The report confirms previous findings from consumer advocacy group US PIRG looking into coronavirus-related price gouging on Amazon, including on first-party listings. A follow-up report US PIRG published this week found that “erratic pricing” for staple items such as paper towels, facial tissues, flour, and bleach still persists on Amazon today.

“We attempt to identify excessively high prices through manual and automated processes designed to detect prices that are significantly above historical pricing for the same product, taking into account reasonable cost increases experienced by sellers,” Amazon spokesperson Nicole Jefferson told US PIRG about the price spikes.

It is extremely unlikely that anyone at Amazon took the time to manually go through its listings to elevate specific prices by a certain amount. The company infamously relies on dynamic, algorithmic pricing that changes constantly in response to a whole slew of conditions. An April report by The Markup found that coronavirus-related conditions were causing some particularly noticeable price volatility that Amazon did not seem to cap.

Explosive issues

Multiple deep-diving investigations in recent years have found unsafe, mislabeled, counterfeit, or fraudulent goods for sale in Amazon’s third-party marketplace, which is increasingly compared to an unsupervised flea market.

The Wall Street Journal in 2019 found that not only is some of the junk for sale in the Marketplace trash in a very literal sense but also that listings for unsafe items persist even after those goods are recalled or banned from the site.

About 60 percent of Amazon’s retail sales take place through the third-party marketplace, with millions of vendors placing tens of millions of listings. At that scale, it can undoubtedly be difficult to keep up, and perhaps some errors are expected.

Amazon’s own sales, however—the other 40 percent of its retail empire—increasingly rely on and promote Amazon’s hundreds of private-label brands. AmazonBasics is one of the most successful of those brands. It sells the kind of product lines you’d expect to find store brands of in a Target, Walmart, or other big-box store: home goods, bed and bath products, kitchen accessories, luggage, lightbulbs, charging cables, and so on.

You might think that bringing all of those products and brands in-house and listing, selling, and shipping them as a first-party merchant would allow Amazon to exercise much tighter quality control over those goods than it does in the Marketplace. According to a new CNN report, however, you’d be wrong.

CNN identified more than 1,500 consumer reviews of AmazonBasics products that described products overheating, burning someone or something, or outright catching fire. About 30 items with “three or more” reviews describing how a product caught fire were still available for sale at the time CNN published its story. Another dozen vanished while CNN’s story was in progress: “Some became unavailable after CNN began its reporting, and at least four product pages were removed from the retailer’s site entirely—leaving behind dead URLs known by employees as ‘dog pages,'” CNN wrote.

An AmazonBasics microwave, for example, featured more than 150 user reviews describing “safety concerns, including flames and smoke.” Several included pictures of the singed products. CNN obtained one of the faulty microwaves from a customer and submitted it to experts at the University of Maryland for testing.
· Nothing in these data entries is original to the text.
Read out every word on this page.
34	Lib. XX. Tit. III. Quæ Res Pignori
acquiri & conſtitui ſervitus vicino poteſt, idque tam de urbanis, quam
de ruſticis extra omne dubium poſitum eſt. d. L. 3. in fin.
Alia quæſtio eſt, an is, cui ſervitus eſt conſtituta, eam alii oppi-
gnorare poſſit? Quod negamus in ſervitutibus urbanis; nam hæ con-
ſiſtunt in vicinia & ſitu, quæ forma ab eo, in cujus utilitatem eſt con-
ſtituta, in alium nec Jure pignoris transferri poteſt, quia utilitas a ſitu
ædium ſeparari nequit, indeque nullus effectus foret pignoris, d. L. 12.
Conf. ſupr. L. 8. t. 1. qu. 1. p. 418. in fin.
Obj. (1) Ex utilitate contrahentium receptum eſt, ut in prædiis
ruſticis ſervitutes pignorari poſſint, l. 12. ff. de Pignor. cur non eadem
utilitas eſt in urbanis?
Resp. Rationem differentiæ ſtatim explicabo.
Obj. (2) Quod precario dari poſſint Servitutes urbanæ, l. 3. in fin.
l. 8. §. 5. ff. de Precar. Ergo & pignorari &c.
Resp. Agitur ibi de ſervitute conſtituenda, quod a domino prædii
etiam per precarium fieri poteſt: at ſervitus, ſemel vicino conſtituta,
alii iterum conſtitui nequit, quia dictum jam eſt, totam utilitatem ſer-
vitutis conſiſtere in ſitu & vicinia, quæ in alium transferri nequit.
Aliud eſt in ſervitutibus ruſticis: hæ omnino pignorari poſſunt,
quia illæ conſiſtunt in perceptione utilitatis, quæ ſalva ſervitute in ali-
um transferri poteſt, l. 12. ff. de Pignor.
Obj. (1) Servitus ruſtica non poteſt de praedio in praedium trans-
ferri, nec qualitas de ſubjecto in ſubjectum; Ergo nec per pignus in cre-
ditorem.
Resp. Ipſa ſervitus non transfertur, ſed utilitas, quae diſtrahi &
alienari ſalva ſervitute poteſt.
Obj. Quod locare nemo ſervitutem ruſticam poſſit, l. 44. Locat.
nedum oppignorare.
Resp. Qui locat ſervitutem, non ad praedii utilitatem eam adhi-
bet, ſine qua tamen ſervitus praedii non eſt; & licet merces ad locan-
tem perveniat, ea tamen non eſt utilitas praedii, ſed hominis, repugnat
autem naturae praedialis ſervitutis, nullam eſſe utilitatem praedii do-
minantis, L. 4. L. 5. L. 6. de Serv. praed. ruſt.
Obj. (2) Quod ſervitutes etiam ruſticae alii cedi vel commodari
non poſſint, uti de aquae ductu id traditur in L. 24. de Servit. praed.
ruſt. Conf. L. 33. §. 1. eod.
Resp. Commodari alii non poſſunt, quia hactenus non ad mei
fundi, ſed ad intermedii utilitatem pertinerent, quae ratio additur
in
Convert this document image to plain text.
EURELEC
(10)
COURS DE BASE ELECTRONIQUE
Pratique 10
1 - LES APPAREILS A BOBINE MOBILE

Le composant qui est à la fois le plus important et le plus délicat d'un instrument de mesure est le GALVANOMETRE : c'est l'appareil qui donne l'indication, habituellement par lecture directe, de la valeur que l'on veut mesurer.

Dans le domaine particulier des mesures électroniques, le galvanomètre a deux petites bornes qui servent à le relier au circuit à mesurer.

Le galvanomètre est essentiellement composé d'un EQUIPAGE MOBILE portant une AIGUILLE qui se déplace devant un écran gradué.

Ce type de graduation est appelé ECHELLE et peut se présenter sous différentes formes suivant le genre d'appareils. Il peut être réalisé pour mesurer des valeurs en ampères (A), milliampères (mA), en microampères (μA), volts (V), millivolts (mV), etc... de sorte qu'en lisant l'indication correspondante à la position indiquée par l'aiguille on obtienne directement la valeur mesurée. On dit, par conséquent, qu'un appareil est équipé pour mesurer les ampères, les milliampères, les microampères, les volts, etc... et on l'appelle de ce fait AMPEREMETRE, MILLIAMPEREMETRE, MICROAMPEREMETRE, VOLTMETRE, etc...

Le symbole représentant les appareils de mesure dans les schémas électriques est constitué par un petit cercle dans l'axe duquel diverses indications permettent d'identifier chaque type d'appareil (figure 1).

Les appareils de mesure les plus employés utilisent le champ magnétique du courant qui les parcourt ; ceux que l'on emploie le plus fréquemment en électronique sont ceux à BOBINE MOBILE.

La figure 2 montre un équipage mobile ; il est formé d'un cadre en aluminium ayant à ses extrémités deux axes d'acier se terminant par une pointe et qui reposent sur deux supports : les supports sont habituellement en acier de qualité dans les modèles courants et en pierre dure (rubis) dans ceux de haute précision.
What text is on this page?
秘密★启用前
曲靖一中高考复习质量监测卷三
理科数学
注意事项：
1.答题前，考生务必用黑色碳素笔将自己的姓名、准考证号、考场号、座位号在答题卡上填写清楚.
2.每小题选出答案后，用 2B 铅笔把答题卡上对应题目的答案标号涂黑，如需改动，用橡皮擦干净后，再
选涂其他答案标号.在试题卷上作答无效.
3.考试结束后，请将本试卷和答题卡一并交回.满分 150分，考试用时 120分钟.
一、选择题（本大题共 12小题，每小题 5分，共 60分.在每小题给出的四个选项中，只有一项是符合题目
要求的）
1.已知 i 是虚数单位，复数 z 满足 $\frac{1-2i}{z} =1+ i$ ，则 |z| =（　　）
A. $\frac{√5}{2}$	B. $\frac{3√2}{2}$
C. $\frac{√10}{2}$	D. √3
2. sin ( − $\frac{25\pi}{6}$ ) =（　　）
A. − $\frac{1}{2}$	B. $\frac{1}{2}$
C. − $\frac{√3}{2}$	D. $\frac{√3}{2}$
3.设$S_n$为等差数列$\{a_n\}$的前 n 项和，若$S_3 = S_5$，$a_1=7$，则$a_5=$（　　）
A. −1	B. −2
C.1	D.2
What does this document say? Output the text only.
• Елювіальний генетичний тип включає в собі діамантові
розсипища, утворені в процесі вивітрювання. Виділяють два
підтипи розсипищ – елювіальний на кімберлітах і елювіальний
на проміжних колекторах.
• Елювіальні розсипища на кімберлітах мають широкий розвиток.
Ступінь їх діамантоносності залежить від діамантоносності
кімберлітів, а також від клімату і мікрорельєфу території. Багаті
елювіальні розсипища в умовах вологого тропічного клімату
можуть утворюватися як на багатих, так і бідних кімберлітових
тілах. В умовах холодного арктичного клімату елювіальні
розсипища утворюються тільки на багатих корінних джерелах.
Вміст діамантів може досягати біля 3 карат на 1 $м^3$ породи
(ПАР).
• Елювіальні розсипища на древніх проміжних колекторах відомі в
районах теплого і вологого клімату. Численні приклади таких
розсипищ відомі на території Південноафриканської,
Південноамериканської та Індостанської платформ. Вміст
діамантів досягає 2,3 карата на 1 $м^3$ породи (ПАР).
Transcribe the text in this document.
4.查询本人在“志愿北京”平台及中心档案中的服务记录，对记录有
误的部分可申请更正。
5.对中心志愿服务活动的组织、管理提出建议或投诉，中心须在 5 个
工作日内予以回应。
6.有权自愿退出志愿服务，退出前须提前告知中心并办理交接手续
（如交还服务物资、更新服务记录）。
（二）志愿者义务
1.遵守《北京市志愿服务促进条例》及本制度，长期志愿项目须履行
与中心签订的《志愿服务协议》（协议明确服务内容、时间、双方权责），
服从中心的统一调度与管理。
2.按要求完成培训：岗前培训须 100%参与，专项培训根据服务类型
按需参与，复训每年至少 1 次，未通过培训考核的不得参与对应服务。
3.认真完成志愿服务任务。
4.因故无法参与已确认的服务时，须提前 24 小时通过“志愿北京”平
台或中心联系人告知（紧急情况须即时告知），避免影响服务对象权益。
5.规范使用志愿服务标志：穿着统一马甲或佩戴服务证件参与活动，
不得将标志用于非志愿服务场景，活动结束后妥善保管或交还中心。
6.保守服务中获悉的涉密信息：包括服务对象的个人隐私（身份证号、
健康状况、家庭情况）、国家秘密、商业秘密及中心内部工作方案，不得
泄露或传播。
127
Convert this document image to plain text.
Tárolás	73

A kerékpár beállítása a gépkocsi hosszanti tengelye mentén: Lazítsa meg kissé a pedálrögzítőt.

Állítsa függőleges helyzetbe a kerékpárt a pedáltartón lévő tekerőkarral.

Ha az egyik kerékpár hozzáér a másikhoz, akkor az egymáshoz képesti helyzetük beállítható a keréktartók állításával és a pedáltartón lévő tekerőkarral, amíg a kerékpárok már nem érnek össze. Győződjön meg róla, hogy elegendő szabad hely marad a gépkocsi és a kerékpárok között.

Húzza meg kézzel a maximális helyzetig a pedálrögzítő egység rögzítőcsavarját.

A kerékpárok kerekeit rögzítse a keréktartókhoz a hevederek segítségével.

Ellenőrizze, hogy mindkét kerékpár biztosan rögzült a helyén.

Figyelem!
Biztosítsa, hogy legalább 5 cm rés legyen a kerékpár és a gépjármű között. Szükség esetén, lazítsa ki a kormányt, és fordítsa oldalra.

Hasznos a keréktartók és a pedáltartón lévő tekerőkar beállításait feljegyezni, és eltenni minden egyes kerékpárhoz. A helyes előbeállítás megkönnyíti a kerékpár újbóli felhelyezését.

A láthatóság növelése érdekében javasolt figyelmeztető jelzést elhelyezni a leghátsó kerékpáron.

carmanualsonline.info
“As soon as the researchers turned it on, the microwave began sparking and smoking, causing it to react as if its user put foil or other metal inside,” CNN wrote. A user-uploaded video included in the CNN story shows one of the microwaves sparking dangerously when a plastic bowl of macaroni and cheese is placed inside and heated.

Amazon told CNN that relying on user reviews to uncover faulty products is insufficient, saying that it also looks at sales history and customer service contacts when looking for a problem. “Using customer reviews alone to conclude a product is unsafe or imply there’s a widespread issue is misleading,” an Amazon rep told CNN in a statement. However, CNN also found at least 10 reports filed with the US Consumer Product Safety Commission (CPSC) regarding eight different dangerous or faulty AmazonBasics products. Amazon, however, has only ever conducted two official recalls on AmazonBasics goods.